Despite Scheduled Tribes making up a substantial 14.8% of population in Gujarat, they have remained one of the neglected social segments in the state. According to the Ministry of Tribal Affairs Annual Report 2016-2017, more than 35% of Scheduled Tribes in Gujarat belonging to Bhil, Charan, Choudhuri, Chodhara, Dhodia, Gamit, Gond, Rabari and other tribes were below the poverty line during 2011-12 (last available official data). Literacy rate among tribals is 15.5% lower than the state average. Tribal youth in the State are facing dire unemployment. Also reportedly, three surveys found 94 percent of children from tribal regions in the state were stunted or undernourished.
The upcoming Assembly elections in December have taken a much more caste-centric character in contrast to earlier elections.
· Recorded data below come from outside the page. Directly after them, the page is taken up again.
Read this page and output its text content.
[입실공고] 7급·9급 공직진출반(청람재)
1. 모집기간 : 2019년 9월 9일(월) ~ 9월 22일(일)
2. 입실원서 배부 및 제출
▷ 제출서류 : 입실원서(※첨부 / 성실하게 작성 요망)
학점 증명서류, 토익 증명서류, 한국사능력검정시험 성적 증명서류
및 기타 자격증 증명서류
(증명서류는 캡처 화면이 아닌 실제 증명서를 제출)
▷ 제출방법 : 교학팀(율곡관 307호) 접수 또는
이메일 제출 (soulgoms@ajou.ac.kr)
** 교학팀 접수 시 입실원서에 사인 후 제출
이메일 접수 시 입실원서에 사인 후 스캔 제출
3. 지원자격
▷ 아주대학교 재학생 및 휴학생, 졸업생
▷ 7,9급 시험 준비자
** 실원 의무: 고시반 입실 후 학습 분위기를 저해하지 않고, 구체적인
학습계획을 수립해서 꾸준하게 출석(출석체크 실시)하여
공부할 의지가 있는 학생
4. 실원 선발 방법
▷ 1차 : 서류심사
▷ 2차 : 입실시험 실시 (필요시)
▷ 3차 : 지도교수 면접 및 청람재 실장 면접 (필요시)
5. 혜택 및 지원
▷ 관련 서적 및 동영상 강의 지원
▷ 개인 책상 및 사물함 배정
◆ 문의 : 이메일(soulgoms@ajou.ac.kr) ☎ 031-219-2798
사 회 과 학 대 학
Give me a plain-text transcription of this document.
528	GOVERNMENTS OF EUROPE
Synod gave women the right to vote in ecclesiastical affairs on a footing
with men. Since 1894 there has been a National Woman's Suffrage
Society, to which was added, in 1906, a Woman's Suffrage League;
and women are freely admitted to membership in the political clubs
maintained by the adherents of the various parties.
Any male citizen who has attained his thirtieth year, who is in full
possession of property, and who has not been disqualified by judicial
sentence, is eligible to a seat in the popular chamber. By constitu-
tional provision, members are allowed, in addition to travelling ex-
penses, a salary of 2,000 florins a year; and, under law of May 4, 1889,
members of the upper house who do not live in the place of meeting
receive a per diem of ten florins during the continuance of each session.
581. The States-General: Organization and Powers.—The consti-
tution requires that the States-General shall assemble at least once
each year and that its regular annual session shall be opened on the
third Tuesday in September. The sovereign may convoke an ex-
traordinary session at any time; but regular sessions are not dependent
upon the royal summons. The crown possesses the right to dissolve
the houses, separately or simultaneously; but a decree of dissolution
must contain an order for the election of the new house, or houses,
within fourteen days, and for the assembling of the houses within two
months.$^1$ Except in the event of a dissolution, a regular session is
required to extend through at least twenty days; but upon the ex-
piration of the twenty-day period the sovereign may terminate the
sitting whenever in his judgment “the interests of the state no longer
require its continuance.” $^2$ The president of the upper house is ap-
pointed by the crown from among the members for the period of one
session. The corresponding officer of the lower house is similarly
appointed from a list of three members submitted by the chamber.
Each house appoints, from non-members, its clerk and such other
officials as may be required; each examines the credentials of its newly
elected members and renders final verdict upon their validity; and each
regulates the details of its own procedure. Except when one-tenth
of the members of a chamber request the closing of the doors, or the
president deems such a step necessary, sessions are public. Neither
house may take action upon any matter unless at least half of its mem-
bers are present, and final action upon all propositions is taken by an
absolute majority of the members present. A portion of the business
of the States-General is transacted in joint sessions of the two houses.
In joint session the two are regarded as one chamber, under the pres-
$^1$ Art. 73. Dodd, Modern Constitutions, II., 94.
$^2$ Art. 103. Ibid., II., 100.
The all important question for both Congress and BJP is: which way are tribals going to go? Out of total 182 seats, 27 are reserved for ST candidates. BJP was able to win 11 ST reserved constituencies in previous assembly elections. Previous elections to Assembly have seen a shrinking difference in the vote shares between the BJP and the Congress along with steady fall in number of seats held by BJP since 2002.
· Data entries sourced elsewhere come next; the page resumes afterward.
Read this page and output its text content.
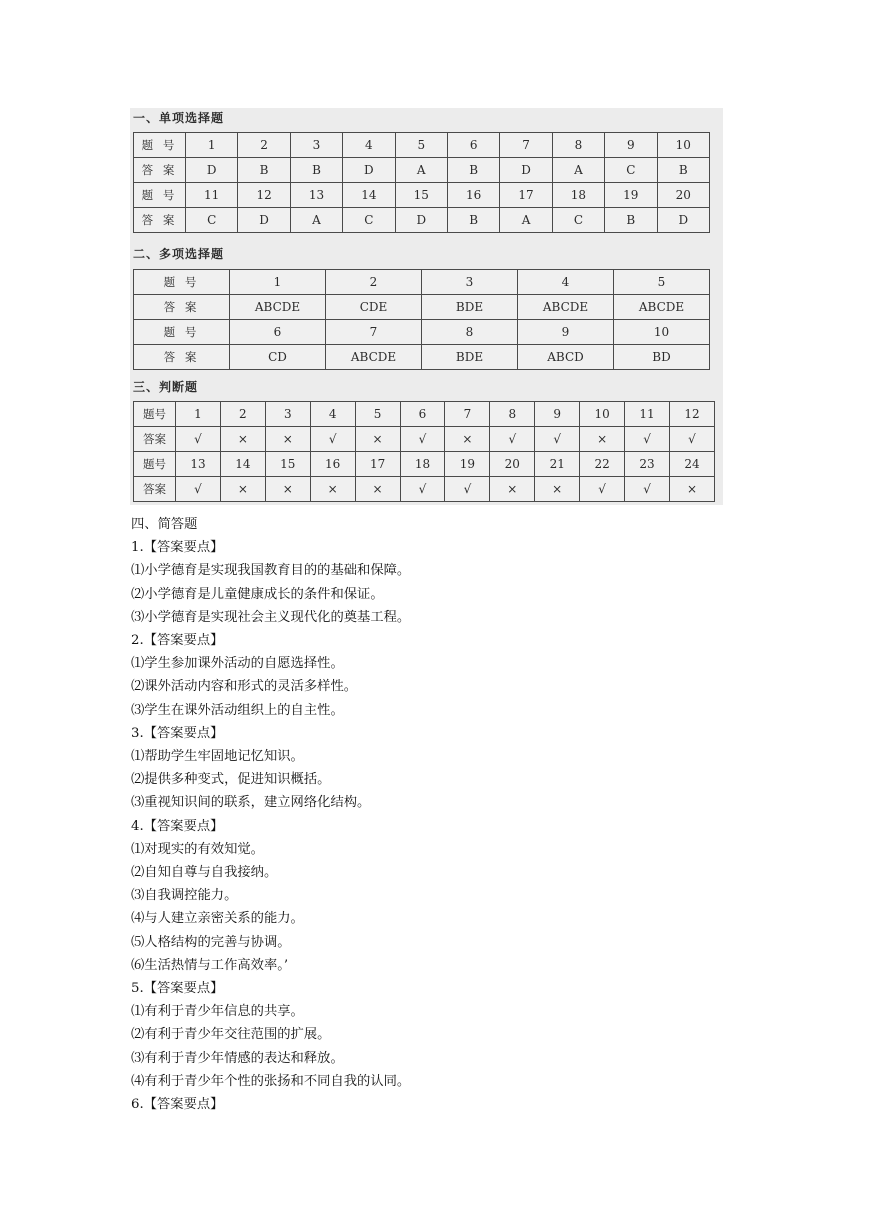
一、单项选择题
题 号	1	2	3	4	5	6	7	8	9	10
答 案	D	B	B	D	A	B	D	A	C	B
题 号	11	12	13	14	15	16	17	18	19	20
答 案	C	D	A	C	D	B	A	C	B	D
二、多项选择题
题 号	1	2	3	4	5
答 案	ABCDE	CDE	BDE	ABCDE	ABCDE
题 号	6	7	8	9	10
答 案	CD	ABCDE	BDE	ABCD	BD
三、判断题
题号	1	2	3	4	5	6	7	8	9	10	11	12
答案	√	×	×	√	×	√	×	√	√	×	√	√
题号	13	14	15	16	17	18	19	20	21	22	23	24
答案	√	×	×	×	×	√	√	×	×	√	√	×
四、简答题
1.【答案要点】
⑴小学德育是实现我国教育目的的基础和保障。
⑵小学德育是儿童健康成长的条件和保证。
⑶小学德育是实现社会主义现代化的奠基工程。
2.【答案要点】
⑴学生参加课外活动的自愿选择性。
⑵课外活动内容和形式的灵活多样性。
⑶学生在课外活动组织上的自主性。
3.【答案要点】
⑴帮助学生牢固地记忆知识。
⑵提供多种变式，促进知识概括。
⑶重视知识间的联系，建立网络化结构。
4.【答案要点】
⑴对现实的有效知觉。
⑵自知自尊与自我接纳。
⑶自我调控能力。
⑷与人建立亲密关系的能力。
⑸人格结构的完善与协调。
⑹生活热情与工作高效率。’
5.【答案要点】
⑴有利于青少年信息的共享。
⑵有利于青少年交往范围的扩展。
⑶有利于青少年情感的表达和释放。
⑷有利于青少年个性的张扬和不同自我的认同。
6.【答案要点】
Historically, the relationship between BJP and various tribal communities has always remained in conflict. In fact, the first major communal violence in BJP regime was against tribal people in Gujarat. In 1999, affiliates of BJP were accused of violence on the tribes who have chosen Christianity as their religion in the Dangs district which eventually led to the nationwide protests calling for the dismissal of the BJP-led state government. It has been reported that the BJP progenitor Rashtriya Swayamsevak Sangh and its cultural affiliates have accelerated their groundwork since last December in the tribal regions of Gujarat.
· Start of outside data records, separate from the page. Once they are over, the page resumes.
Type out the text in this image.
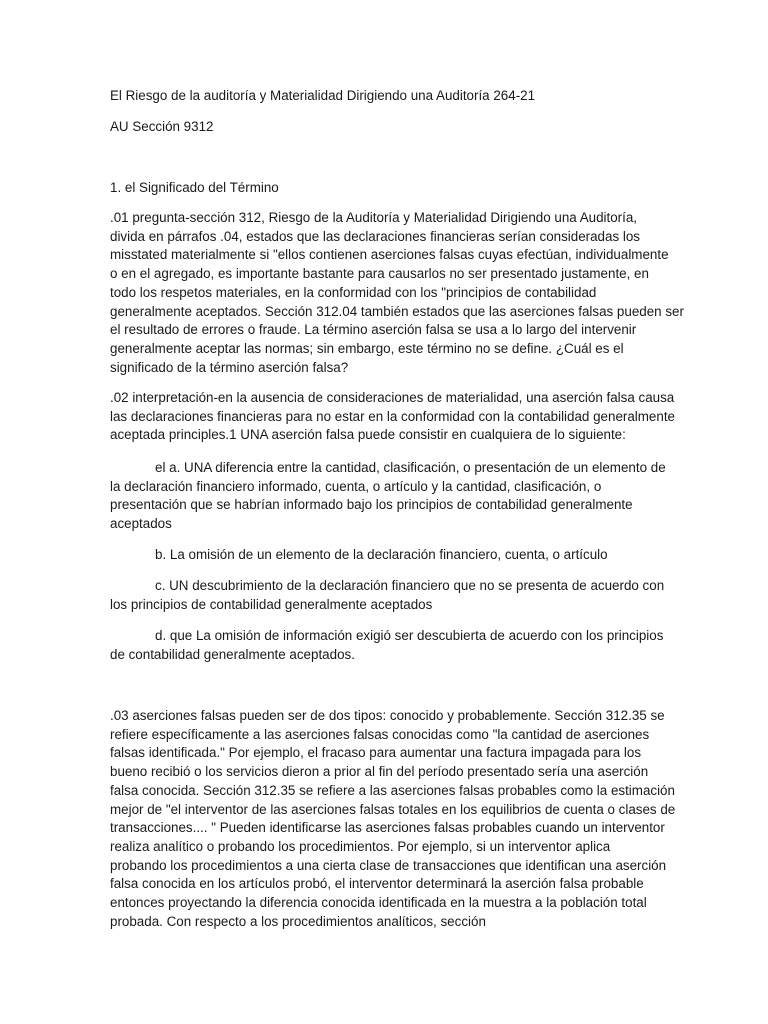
El Riesgo de la auditoría y Materialidad Dirigiendo una Auditoría 264-21

AU Sección 9312

1. el Significado del Término

.01 pregunta-sección 312, Riesgo de la Auditoría y Materialidad Dirigiendo una Auditoría,
divida en párrafos .04, estados que las declaraciones financieras serían consideradas los
misstated materialmente si "ellos contienen aserciones falsas cuyas efectúan, individualmente
o en el agregado, es importante bastante para causarlos no ser presentado justamente, en
todo los respetos materiales, en la conformidad con los "principios de contabilidad
generalmente aceptados. Sección 312.04 también estados que las aserciones falsas pueden ser
el resultado de errores o fraude. La término aserción falsa se usa a lo largo del intervenir
generalmente aceptar las normas; sin embargo, este término no se define. ¿Cuál es el
significado de la término aserción falsa?
.02 interpretación-en la ausencia de consideraciones de materialidad, una aserción falsa causa
las declaraciones financieras para no estar en la conformidad con la contabilidad generalmente
aceptada principles.1 UNA aserción falsa puede consistir en cualquiera de lo siguiente:
el a. UNA diferencia entre la cantidad, clasificación, o presentación de un elemento de
la declaración financiero informado, cuenta, o artículo y la cantidad, clasificación, o
presentación que se habrían informado bajo los principios de contabilidad generalmente
aceptados
b. La omisión de un elemento de la declaración financiero, cuenta, o artículo
c. UN descubrimiento de la declaración financiero que no se presenta de acuerdo con
los principios de contabilidad generalmente aceptados
d. que La omisión de información exigió ser descubierta de acuerdo con los principios
de contabilidad generalmente aceptados.
.03 aserciones falsas pueden ser de dos tipos: conocido y probablemente. Sección 312.35 se
refiere específicamente a las aserciones falsas conocidas como "la cantidad de aserciones
falsas identificada." Por ejemplo, el fracaso para aumentar una factura impagada para los
bueno recibió o los servicios dieron a prior al fin del período presentado sería una aserción
falsa conocida. Sección 312.35 se refiere a las aserciones falsas probables como la estimación
mejor de "el interventor de las aserciones falsas totales en los equilibrios de cuenta o clases de
transacciones.... " Pueden identificarse las aserciones falsas probables cuando un interventor
realiza analítico o probando los procedimientos. Por ejemplo, si un interventor aplica
probando los procedimientos a una cierta clase de transacciones que identifican una aserción
falsa conocida en los artículos probó, el interventor determinará la aserción falsa probable
entonces proyectando la diferencia conocida identificada en la muestra a la población total
probada. Con respecto a los procedimientos analíticos, sección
Recent events show intermittent outbursts of tribal angst in southern Gujarat districts, which present a study in contrast. Highly industrialized and prosperous coastal regions are backed up by an extremely poor tribal hinterland. This chasm has caused many of the protests against land acquisition, joblessness and poverty.
Recently, Narendra Modi’s proposed extravagant projects such as Mumbai-Ahmedabad bullet train and the Mumbai-Vadodara expressway were opposed by tribals and farmers in Maharashtra and Gujarat. The rail line passes through the tribal belts of Navsari and Valsad districts of Gujarat.
While anti-government protests by tribal organisations were reported with the row over reservation notifications, members of Bhilistan Tiger Sena, affiliated to Janata Dal (United) have been demanding that the Adivasi belt along Gujarat’s eastern border be declared a separate state named as Bhilistan. On the other hand, on October 26, in protest against the BJP government’s failure to crack down on Srisol factory which had allegedly been contaminating groundwater for the last three years in Valsad district, Adivasi voters from Sonwada and Rola villages have called for a boycott of elections.
Recent reports by Comptroller and Auditor General of India (CAG) has revealed shocking details of projects taken up in the tribal regions of Gujarat. In the building of 4 High-Level canals (HLC) by the water resources department which are located in hilly areas of Mahisagar, Panchmahal, Surat and Bharuch districts, inhabited by tribals, the canals have reached only about 4% of the target. In a performance audit conducted by the CAG on skill development between years 2010 and 2015, it was found that Vocational Training Centres (VTC) set up under the Tribal Sub Plan which were meant to provide training to 44, 354 tribal youth,could fulfill only 35% of the target.
Another serious concern raised by tribal leaders is about the number of their community people languishing in jails in the state. At the end of 2015, 18% of undertrial prisoners were STs, second only to Muslims, whose share of undertrial prisoners was 22%. Similarly, among convicted prisoners, 22% belonged to STs, according to NCRB statistics.
A number of resistance movements by tribals against BJP government have taken place under the leadership of various organisations. Back in 2015, when Soolpaneshwar wildlife sanctuary and the area of about seven kilometers radius surrounding it was declared as eco-sensitive zone, thousands of Adivasis from 121 villages in South Gujarat participated in a massive protest rally against the central government’s decision.
An Adivasi Convention has been called by a number of tribal groups on November 18 at Vyra in Tapti district, to decide on the political action of the tribal communities in the context of the coming elections. Whichever way you look at it, tribal voters are set to chart a different path in the run-up to the election.